BIN DUONG PROVINCE, Vietnam (Feb. 29, 2012)—Vietnam's J.S.C. Southern Rubber Industry (Casumina) has secured the backing of a U.S. investor for the $160 million factory it's building in Binh Duong Province, but for now the identity of the backer remains undisclosed.
A sizeable portion of the new plant's capacity—up to 1 million tires a year by 2017—will be exported to the U.S. through the unnamed investor/distributor, according to Casumina officials. Casumina did not say what brand or brands would be involved.

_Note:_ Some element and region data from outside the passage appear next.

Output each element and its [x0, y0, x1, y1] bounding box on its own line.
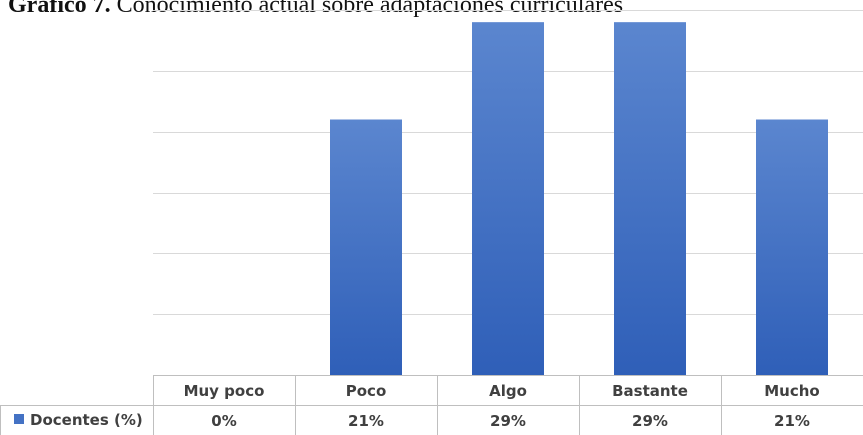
value-label: 21%: [348, 412, 384, 430]
bar-bastante: [614, 22, 686, 376]
category-label: Poco: [346, 382, 387, 400]
category-label: Muy poco: [184, 382, 265, 400]
category-label: Bastante: [612, 382, 688, 400]
category-label: Algo: [489, 382, 527, 400]
bar-algo: [472, 22, 544, 376]
legend-label: Docentes (%): [30, 411, 143, 429]
chart-title-prefix: Gráfico 7.: [8, 0, 111, 18]
value-label: 0%: [211, 412, 236, 430]
value-label: 29%: [490, 412, 526, 430]
chart-title: Gráfico 7. Conocimiento actual sobre ada…: [8, 0, 623, 20]
bar-poco: [330, 119, 402, 375]
chart-title-text: Conocimiento actual sobre adaptaciones c…: [116, 0, 624, 18]
legend-swatch: [14, 414, 24, 424]
bar-mucho: [756, 119, 828, 375]
value-label: 29%: [632, 412, 668, 430]
category-label: Mucho: [764, 382, 819, 400]
value-label: 21%: [774, 412, 810, 430]
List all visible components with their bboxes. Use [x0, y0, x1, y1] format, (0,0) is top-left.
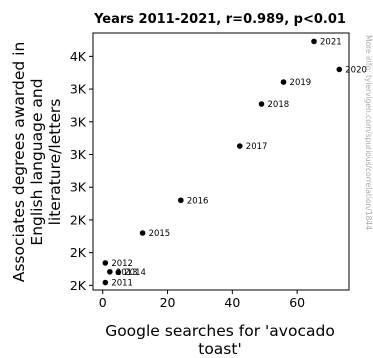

The plant under construction will make both passenger tires in sizes up to 16-inch rim diameter and all-steel radial truck tires in 20- and 22.5-inch rim diameters, Casumina said.
The company said the 732,000-sq.-ft. plant should come on stream in 2013 with an initial annual capacity of 350,000 units, move to 600,000 units by 2015 and hit full capacity of 1 million units by 2017.
Casumina did not disclose how much investment the U.S. backer is contributing. Reports in the Vietnamese media valued the investment at $30 million.
Nguyen Ngoc Tuan, Casumina chairman and CEO, said the plant will create 1,200 jobs and represents annualized revenue of about $250 million. Casumina was among the world's 70 largest tire makers in 2010 with sales of $135 million.
Vietnam exported more than $58 million worth of tires in 2010 to the U.S., according to Department of Commerce data, including $43.5 million in light truck tires.